A message to Frau Merkel

German Chancellor Angela Merkel poses after the recording of her New Year's Eve speech with German flag by her side
Should the Chancellor have called on citizens to spend their old currency?Image: AP

As far as New Year's resolutions are concerned, both the economic psychologist and the market researcher believe that people could be worse advised than to dig out their old D-marks and capitalize on them in 2010. After all, inflation means that the proceeds are likely to buy you so much less in a few years' time.

"There might still be some people who think that the deutschmark is a safer investment and will be reintroduced. But such kind of thinking is pathological to a high degree," said the market researcher Guido Kiell.

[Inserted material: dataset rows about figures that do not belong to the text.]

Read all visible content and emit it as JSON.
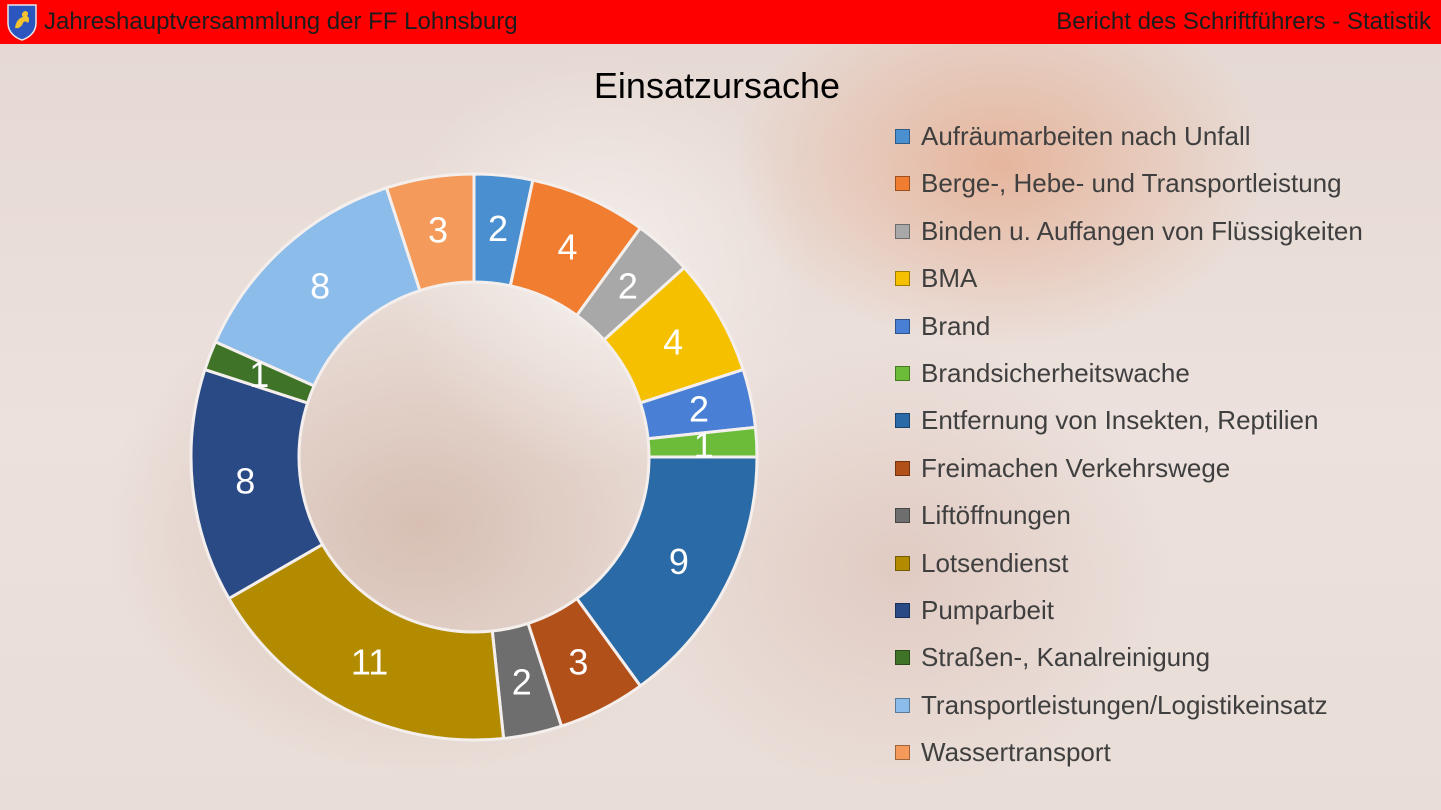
{
  "header": {
    "left_title": "Jahreshauptversammlung der FF Lohnsburg",
    "right_title": "Bericht des Schriftführers - Statistik"
  },
  "chart_data": {
    "type": "donut",
    "title": "Einsatzursache",
    "legend_position": "right",
    "categories": [
      "Aufräumarbeiten nach Unfall",
      "Berge-, Hebe- und Transportleistung",
      "Binden u. Auffangen von Flüssigkeiten",
      "BMA",
      "Brand",
      "Brandsicherheitswache",
      "Entfernung von Insekten, Reptilien",
      "Freimachen Verkehrswege",
      "Liftöffnungen",
      "Lotsendienst",
      "Pumparbeit",
      "Straßen-, Kanalreinigung",
      "Transportleistungen/Logistikeinsatz",
      "Wassertransport"
    ],
    "values": [
      2,
      4,
      2,
      4,
      2,
      1,
      9,
      3,
      2,
      11,
      8,
      1,
      8,
      3
    ],
    "colors": [
      "#4a90d0",
      "#f07d30",
      "#a8a8a8",
      "#f5c000",
      "#4a7fd6",
      "#6cbc3a",
      "#2a6aa6",
      "#b2501a",
      "#6e6e6e",
      "#b38b00",
      "#2a4a86",
      "#3f7428",
      "#8cbcea",
      "#f49a5a"
    ]
  }
}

Economic psychologist Alfred Gebert has a piece of advice for Angela Merkel, who has just given her New Year's address. "If the German chancellor had called on people to seek out their old deutschmarks and change them into euros, it could have really kick-started the economy. At the moment it is just lying around doing nothing."

And Germans, who are notorious savers, might have fewer qualms spending the cash than they would otherwise. "Because people have already written it off, they regard it as money for nothing, they would go out and blow it on consumer items, rather than putting it in the bank," he added.